Le Môle Saint-Nicolas : rocher oublié aux confins de l’histoire géopolitique
Il est des lieux qui, par leur seule géographie, défient le silence du temps. Le Môle Saint-Nicolas, perché comme un veilleur au bout de la péninsule nord-ouest d’Haïti, est de ceux-là. Ce promontoire de roche et de vent, battu par les vagues du canal du Vent, a vu passer navigateurs, conquistadors, corsaires, diplomates, soldats et oubli. Pourtant, son destin aurait pu embraser les cartes du monde.
L’aube du choc des mondes
C’est un matin de décembre 1492. Les voiles espagnoles de Christophe Colomb fendent les eaux turquoise. Le navigateur, dans sa quête éperdue des Indes, pose le pied sur une terre nouvelle. Il est émerveillé par cette baie profonde, ce cirque naturel bordé de montagnes et d’îlots : il la nomme Môle Saint-Nicolas, en l’honneur du saint du jour.
Ce jour-là, l’histoire vient de basculer.

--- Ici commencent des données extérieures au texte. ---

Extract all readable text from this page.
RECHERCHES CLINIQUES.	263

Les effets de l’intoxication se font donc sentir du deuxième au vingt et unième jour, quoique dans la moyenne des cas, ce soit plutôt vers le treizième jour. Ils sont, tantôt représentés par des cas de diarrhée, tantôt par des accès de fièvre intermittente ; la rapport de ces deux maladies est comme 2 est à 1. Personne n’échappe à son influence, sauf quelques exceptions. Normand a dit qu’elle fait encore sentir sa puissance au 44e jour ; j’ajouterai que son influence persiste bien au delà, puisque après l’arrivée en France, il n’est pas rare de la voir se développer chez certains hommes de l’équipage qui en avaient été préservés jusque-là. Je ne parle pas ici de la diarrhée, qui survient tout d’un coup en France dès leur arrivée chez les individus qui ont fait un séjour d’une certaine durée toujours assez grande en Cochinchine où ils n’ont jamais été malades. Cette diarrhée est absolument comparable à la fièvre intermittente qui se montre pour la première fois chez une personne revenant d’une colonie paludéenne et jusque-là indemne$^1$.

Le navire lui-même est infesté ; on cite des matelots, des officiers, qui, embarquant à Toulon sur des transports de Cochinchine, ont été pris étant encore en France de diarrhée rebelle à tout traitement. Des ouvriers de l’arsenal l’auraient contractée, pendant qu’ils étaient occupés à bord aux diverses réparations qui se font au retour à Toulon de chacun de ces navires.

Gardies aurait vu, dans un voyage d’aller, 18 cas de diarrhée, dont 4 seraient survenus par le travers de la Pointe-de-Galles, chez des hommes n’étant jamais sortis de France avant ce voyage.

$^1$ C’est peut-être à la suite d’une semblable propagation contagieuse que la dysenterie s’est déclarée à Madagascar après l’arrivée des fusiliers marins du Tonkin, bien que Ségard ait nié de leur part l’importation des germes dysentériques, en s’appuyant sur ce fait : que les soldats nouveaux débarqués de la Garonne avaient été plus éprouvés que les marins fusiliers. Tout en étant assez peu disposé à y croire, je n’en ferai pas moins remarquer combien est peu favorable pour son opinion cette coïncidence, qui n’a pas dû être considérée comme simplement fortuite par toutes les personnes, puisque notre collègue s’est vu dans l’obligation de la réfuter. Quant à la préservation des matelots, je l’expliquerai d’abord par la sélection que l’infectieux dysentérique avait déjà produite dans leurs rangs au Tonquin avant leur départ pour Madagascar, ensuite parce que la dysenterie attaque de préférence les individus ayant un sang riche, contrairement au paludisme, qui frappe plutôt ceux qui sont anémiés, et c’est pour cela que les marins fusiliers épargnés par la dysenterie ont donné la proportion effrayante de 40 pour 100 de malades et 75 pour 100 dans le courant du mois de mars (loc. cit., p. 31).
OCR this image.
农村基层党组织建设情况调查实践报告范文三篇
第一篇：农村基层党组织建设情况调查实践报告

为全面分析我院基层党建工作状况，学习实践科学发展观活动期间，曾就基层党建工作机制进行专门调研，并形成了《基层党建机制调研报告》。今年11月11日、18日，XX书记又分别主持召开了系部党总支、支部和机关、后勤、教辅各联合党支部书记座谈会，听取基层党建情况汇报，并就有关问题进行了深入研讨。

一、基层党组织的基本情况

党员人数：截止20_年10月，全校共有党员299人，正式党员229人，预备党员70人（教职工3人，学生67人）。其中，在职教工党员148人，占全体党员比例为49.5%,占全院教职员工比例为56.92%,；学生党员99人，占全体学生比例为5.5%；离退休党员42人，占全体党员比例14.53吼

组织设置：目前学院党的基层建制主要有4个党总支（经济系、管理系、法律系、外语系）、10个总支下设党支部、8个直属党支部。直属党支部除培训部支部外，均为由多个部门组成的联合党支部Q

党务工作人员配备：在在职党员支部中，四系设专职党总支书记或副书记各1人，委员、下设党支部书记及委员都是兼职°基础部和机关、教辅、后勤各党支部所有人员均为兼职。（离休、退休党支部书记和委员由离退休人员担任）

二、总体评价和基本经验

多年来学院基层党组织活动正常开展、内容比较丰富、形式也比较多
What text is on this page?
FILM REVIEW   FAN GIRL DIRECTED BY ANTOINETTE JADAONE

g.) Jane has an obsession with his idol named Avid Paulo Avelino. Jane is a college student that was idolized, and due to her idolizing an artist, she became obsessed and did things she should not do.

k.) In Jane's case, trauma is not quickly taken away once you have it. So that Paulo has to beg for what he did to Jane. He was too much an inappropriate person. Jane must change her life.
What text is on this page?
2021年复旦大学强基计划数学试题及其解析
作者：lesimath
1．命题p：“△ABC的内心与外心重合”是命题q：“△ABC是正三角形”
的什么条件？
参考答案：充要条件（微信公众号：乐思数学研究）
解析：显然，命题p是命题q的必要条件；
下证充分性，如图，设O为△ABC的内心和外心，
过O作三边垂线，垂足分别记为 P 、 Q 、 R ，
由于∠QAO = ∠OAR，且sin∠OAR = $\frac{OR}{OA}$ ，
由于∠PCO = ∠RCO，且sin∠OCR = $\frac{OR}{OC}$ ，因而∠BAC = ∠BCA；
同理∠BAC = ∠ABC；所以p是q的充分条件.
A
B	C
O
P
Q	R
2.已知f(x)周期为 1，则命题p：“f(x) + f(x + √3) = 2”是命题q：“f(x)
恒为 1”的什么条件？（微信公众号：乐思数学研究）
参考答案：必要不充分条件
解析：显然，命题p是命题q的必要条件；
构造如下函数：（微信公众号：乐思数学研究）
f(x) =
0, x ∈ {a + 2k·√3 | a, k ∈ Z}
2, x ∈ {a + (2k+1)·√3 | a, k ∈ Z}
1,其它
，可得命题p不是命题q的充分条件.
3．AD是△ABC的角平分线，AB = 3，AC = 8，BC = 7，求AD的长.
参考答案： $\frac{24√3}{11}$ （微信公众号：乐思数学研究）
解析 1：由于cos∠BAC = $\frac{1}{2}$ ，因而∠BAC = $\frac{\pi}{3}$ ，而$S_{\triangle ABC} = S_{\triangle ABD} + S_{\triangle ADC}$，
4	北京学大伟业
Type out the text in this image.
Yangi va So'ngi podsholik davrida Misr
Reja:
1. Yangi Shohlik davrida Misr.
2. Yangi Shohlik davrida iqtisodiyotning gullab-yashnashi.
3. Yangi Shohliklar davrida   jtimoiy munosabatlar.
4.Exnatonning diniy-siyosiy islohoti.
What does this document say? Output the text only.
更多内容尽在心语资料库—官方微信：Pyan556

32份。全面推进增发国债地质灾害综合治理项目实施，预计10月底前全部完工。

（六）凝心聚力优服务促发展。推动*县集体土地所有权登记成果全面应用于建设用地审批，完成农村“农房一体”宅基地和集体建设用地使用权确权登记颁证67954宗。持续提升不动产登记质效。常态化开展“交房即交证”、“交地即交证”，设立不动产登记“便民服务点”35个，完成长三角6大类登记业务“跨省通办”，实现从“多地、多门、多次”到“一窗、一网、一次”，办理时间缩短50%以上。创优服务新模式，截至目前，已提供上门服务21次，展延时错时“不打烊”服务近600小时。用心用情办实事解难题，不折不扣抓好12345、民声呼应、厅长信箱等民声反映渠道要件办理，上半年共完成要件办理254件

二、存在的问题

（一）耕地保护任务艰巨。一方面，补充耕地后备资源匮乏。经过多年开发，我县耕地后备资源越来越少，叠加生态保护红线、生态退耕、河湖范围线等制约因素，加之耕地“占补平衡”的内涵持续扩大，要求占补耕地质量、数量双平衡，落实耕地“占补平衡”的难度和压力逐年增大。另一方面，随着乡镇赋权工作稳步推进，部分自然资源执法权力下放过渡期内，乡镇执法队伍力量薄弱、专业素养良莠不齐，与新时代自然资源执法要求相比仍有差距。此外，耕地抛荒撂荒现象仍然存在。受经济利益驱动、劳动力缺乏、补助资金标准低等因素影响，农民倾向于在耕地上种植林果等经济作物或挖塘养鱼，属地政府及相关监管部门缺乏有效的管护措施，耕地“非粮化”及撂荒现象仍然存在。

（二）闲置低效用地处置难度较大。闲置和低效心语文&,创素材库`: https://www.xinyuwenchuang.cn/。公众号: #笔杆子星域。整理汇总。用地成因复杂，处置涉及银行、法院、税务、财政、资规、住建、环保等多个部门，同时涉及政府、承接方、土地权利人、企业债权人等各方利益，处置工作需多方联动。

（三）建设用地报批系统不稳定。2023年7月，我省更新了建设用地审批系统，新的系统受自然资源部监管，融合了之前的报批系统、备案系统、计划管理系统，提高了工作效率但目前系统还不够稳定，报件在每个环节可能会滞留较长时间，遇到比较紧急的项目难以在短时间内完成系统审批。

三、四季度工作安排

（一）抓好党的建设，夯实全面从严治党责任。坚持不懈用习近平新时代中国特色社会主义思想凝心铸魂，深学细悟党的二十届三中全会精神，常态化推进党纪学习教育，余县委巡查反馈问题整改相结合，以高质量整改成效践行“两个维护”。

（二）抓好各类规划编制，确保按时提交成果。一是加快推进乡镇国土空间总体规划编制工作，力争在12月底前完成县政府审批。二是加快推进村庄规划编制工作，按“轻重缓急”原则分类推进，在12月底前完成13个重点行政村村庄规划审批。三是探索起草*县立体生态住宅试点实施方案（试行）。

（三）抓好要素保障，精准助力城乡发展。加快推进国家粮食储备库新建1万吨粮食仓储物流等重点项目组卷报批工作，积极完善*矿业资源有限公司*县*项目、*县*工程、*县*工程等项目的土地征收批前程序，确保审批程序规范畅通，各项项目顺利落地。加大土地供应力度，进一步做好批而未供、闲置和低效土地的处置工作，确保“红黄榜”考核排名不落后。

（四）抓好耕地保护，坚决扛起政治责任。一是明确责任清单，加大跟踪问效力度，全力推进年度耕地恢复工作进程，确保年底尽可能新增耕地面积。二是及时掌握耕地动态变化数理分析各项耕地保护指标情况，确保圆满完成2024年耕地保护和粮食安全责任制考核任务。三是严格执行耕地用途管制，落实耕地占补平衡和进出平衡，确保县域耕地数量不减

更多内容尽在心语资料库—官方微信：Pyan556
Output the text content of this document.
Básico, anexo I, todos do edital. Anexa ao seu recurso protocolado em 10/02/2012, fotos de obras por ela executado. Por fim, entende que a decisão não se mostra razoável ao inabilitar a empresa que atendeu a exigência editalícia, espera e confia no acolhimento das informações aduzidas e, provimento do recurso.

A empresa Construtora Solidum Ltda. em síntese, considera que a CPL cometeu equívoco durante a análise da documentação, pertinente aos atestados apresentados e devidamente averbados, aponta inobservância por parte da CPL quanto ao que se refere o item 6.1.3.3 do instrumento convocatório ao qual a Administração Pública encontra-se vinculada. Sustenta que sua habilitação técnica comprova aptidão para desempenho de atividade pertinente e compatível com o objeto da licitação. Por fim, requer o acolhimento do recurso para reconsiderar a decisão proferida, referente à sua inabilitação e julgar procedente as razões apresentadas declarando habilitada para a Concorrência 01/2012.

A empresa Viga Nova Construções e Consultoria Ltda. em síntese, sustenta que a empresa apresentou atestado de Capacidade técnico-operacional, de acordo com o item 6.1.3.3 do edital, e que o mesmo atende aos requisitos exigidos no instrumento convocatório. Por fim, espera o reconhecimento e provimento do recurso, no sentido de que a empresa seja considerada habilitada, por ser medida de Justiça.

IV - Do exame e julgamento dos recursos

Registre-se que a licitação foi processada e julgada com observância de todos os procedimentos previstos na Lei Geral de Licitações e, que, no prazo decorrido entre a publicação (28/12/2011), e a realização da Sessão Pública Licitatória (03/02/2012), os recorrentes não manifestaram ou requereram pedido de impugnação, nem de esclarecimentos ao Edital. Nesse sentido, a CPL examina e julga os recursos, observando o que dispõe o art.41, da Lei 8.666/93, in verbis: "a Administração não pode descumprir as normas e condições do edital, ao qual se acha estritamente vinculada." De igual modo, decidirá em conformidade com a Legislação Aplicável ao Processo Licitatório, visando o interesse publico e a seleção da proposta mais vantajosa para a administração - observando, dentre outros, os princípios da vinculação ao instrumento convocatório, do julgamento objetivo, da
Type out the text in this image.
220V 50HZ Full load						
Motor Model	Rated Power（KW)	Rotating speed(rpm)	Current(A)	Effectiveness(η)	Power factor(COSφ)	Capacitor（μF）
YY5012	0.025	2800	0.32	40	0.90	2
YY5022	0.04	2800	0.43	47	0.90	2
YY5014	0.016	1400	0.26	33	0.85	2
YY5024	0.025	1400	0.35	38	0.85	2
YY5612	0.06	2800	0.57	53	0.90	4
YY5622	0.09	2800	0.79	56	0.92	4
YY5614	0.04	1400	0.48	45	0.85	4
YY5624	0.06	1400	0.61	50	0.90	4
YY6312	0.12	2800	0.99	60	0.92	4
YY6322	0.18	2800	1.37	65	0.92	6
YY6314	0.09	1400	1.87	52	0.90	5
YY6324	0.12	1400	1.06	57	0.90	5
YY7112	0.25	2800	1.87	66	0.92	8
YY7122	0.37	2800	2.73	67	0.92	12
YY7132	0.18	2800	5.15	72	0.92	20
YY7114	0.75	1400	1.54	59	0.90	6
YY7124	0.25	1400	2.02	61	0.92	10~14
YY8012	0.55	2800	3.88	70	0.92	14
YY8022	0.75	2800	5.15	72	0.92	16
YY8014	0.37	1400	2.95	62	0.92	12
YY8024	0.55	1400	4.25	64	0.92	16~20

C’est ici que commence le choc brutal entre l’Europe et les peuples Taïnos. C’est ici, dans ce repli du monde, que la tragédie du continent américain prend racine. Le Môle, témoin muet, devient le théâtre d’une mutation sans retour.
Entre canons et flibustes : la forteresse du Nord-Ouest
Avec la colonisation, le Môle devient une pièce maîtresse sur l’échiquier des puissances maritimes. Espagnols, puis Français, y construisent des fortifications militaires, dressant canons et bastions face à l’horizon. Les forts Réfléchi, Georges, Saint-François dessinent encore, aujourd’hui, dans la pierre usée, la mémoire des batailles à venir ou évitées.
La position est stratégique : à la croisée des routes maritimes reliant Cuba, la Jamaïque, les Bahamas, et la Floride. Le Môle attire pirates et corsaires, ces loups de mer qui, entre deux pillages, trouvaient dans la baie un refuge sûr. Loin des salons de Versailles ou des cours espagnoles, ici se jouaient les véritables frontières des empires.
1889 : l’Amérique frappe à la porte
Le Môle aurait pu basculer dans une autre hégémonie. En 1889, les États-Unis, désireux d’élargir leur influence dans la mer des Caraïbes, proposent à Haïti la location, voire l’achat du Môle Saint-Nicolas. L’ambassadeur américain insiste, les pressions se font plus lourdes. Washington rêve d’y bâtir une base navale, verrou du canal de Panama tout juste en projet.
Mais Haïti résiste.
Sous la présidence de Florvil Hyppolite, des voix s’élèvent. Celle d’Anténor Firmin, d’abord, patriote, homme de plume et d’orgueil. Dans une harangue vibrante, il défie l’empire naissant et rappelle que le sol haïtien n’est pas à vendre. Le projet avorte. Le Môle reste haïtien. L’honneur national est sauf.
Ce refus, aujourd’hui encore, est cité comme un acte souverain majeur dans l’histoire diplomatique d’Haïti.
Le Môle sous l’ombre des marines
Mais l’Histoire a de la mémoire et des retours. En 1915, les États-Unis envahissent Haïti. L’occupation militaire durera près de vingt ans. Le Môle Saint-Nicolas, naturellement, redevient un poste d’observation stratégique, au cœur d’un empire américain qui s’étend désormais d’Haïti à Porto Rico, en passant par la Zone du Canal.
Des installations militaires sont renforcées. Des soldats américains sillonnent la côte. Le vent porte désormais un autre drapeau. Le Môle observe, impuissant, la réinvention de sa fonction : du bastion colonial au pivot impérial.
Un géant endormi
Depuis, le Môle dort.
Ni base, ni ville portuaire moderne, il est resté un village aux maisons basses, au temps ralenti, où les filets sèchent au soleil et les enfants courent au vent. Pourtant, les experts en géostratégie le rappellent régulièrement : la baie du Môle est l’un des meilleurs ports naturels de toute la Caraïbe. Un goulet profond, protégé, tout près des grandes routes commerciales.
On le dit aussi : si Haïti avait voulu bâtir un grand port franc, une zone de libre-échange, ou une base logistique régionale, le Môle aurait été le site idéal. Mais les routes n’y mènent pas. Les promesses politiques s’arrêtent aux bornes de Port-de-Paix.
Un avenir toujours suspendu
Aujourd’hui, le Môle Saint-Nicolas est un lieu d’espérance contrariée. Il est ce joyau stratégique qu’Haïti regarde de loin, sans jamais l’embrasser. Il incarne la puissance latente d’un pays empêché, à la croisée du passé et des possibles.
Un jour peut-être, le vent tournera. Et le Môle, longtemps réduit au silence, retrouvera sa voix dans le concert des nations.